Tree

Time Limit: 10000/5000 MS (Java/Others)    Memory Limit: 65536/65536 K (Java/Others)

Problem Description

You are given a tree (an acyclic undirected connected graph) with N nodes. The tree nodes are numbered from 1 to N

There are N - 1 edges numbered from 1 to N - 1.

Each node has a value and each edge has a value. The initial value is 0.

There are two kind of operation as follows:

● ADD1 u v k: for nodes on the path from u to v, the value of these nodes increase by k.

● ADD2 u v k: for edges on the path from u to v, the value of these edges increase by k.

After finished M operation on the tree, please output the value of each node and edge.

Input

The first line of the input is T (1 ≤ T ≤ 20), which stands for the number of test cases you need to solve.

The first line of each case contains two integers N ,M (1 ≤ N, M ≤10⁵),denoting the number of nodes and operations, respectively.

The next N - 1 lines, each lines contains two integers u, v(1 ≤ u, v ≤ N ), denote there is an edge between u,v and its initial value is 0.

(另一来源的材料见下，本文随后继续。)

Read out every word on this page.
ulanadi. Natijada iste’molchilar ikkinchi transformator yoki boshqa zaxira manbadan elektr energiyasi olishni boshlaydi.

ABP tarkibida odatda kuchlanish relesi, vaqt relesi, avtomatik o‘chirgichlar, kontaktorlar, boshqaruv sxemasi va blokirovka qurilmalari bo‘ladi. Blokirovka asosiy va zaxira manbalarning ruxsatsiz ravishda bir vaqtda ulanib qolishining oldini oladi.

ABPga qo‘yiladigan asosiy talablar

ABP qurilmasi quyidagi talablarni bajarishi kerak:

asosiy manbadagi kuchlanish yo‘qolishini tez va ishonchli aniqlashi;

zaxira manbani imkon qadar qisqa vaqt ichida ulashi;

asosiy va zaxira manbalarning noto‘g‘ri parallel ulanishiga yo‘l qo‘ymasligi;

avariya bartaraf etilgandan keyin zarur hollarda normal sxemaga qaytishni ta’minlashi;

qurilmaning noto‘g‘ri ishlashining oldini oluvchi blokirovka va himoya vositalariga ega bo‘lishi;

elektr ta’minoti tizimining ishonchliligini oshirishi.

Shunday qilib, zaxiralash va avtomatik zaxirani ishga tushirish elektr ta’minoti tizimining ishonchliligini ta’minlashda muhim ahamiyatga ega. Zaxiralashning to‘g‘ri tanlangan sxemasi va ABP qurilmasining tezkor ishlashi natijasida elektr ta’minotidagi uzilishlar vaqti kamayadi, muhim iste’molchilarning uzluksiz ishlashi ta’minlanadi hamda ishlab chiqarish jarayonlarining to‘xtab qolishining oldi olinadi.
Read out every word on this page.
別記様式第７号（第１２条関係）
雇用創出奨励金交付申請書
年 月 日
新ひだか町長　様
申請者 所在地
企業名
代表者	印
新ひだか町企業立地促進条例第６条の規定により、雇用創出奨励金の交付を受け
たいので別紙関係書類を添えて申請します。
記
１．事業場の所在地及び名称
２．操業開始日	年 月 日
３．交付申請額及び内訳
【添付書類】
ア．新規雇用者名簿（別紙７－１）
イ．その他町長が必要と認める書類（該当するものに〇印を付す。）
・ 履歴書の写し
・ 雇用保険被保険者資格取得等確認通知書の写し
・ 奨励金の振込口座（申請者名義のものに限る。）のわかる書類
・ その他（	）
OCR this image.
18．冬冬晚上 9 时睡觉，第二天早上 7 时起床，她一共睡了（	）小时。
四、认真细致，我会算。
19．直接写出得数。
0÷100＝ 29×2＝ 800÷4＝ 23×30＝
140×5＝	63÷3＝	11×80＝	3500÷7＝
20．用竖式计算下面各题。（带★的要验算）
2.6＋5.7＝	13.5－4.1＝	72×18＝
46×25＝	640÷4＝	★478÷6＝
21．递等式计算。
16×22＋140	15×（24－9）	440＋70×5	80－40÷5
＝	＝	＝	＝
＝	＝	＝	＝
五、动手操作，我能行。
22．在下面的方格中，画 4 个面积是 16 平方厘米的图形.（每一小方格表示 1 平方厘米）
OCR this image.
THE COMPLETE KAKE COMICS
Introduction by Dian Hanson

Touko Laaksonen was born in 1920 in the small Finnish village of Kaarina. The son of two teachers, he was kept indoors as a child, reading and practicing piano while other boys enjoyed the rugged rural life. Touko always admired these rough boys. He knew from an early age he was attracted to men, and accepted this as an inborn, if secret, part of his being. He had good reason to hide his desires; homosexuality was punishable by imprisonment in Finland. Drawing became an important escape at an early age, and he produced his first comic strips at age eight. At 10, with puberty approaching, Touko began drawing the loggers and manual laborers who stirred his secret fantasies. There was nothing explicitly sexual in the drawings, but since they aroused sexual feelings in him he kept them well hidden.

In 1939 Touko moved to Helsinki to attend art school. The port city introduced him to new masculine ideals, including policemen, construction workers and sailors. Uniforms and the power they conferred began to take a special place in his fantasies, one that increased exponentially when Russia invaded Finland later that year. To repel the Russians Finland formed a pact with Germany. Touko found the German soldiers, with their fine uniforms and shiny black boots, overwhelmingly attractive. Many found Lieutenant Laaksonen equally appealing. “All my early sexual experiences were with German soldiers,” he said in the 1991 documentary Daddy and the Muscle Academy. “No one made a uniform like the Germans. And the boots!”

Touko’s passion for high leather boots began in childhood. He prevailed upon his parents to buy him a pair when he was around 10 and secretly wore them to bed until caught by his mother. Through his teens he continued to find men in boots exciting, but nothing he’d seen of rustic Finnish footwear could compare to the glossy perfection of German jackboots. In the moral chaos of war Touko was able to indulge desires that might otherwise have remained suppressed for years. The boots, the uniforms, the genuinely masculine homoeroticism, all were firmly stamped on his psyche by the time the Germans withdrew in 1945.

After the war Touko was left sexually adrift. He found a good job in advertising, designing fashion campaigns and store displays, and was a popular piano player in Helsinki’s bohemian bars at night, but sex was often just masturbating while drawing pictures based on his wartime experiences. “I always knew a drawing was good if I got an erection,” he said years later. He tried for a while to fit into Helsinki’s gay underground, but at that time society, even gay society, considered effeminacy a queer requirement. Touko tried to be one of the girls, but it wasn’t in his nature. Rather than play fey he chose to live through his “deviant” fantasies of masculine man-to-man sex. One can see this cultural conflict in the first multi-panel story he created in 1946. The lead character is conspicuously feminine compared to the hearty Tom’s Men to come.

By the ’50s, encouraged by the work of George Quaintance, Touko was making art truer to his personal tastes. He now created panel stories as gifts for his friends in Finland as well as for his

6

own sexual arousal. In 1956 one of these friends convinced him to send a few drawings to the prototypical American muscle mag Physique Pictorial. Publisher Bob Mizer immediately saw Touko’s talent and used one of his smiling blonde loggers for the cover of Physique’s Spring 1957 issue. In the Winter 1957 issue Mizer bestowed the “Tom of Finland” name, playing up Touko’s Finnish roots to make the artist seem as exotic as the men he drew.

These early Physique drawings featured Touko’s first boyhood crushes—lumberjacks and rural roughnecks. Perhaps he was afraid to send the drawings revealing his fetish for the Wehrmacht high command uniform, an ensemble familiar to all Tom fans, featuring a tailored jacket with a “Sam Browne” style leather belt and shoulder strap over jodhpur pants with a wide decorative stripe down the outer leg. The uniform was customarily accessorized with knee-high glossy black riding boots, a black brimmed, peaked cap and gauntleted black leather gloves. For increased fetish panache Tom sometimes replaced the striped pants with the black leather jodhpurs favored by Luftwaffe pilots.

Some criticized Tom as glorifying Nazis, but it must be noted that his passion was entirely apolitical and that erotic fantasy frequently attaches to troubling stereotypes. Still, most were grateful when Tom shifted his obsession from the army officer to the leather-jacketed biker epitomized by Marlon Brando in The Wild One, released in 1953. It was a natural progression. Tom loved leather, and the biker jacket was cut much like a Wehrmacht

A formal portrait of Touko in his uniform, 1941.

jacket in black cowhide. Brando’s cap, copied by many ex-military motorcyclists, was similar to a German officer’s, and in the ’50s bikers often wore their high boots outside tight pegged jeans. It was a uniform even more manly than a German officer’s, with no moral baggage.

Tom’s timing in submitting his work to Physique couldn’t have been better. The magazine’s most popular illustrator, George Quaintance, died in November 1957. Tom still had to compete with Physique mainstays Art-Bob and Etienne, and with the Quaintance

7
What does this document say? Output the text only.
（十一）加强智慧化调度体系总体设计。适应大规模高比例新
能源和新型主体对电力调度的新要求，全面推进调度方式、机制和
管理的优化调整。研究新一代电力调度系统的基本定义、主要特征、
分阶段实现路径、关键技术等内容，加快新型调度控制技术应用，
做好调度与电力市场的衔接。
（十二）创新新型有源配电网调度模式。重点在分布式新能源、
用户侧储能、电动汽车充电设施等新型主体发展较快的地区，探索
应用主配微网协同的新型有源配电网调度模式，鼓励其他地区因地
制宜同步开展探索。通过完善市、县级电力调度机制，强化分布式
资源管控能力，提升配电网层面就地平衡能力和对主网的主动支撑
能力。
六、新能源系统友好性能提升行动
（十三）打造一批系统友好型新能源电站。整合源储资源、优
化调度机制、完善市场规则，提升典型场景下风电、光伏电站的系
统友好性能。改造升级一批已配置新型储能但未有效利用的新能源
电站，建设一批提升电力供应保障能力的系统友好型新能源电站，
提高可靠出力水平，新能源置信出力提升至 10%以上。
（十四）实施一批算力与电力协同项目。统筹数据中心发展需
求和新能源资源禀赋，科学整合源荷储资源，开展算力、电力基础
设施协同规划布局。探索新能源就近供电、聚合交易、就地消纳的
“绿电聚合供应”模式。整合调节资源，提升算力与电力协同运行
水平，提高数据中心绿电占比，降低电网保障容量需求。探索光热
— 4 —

For the next M line, contain instructions “ADD1 u v k” or “ADD2 u v k”. (1 ≤ u, v ≤ N, -10⁵ ≤ k ≤ 10⁵)

Output

For each test case, print a line “Case #t:”(without quotes, t means the index of the test case) at the beginning.

The second line contains N integer which means the value of each node.

The third line contains N - 1 integer which means the value of each edge according to the input order.

Sample Input

2
4 2
1 2
2 3
2 4
ADD1 1 4 1
ADD2 3 4 2
4 2
1 2
2 3
1 4
ADD1 1 4 5
ADD2 3 2 4

Sample Output

Case #1:
1 1 0 1
0 2 2
Case #2:
5 0 0 5
0 4 0

题意：两种操作，将u和v路径之间点的权值+w，将u和v路径之间边的权值+w

思路：树链剖分裸题

这题就是类似于在一段区间上+一个数，可以用经典的方法，只需在区间头+w，在区间尾-w即可

先将树形转线性，然后对每条链进行上述操作就好了

对于边操作有一点要注意，因为每个点只与它父亲的边绑定，所以要更新u和v之间的边的时候，u和v的祖先f所绑定的边是不能更新的

因为那条边是不在u和v的路径上的

这题时间卡的紧，输入挂是必须的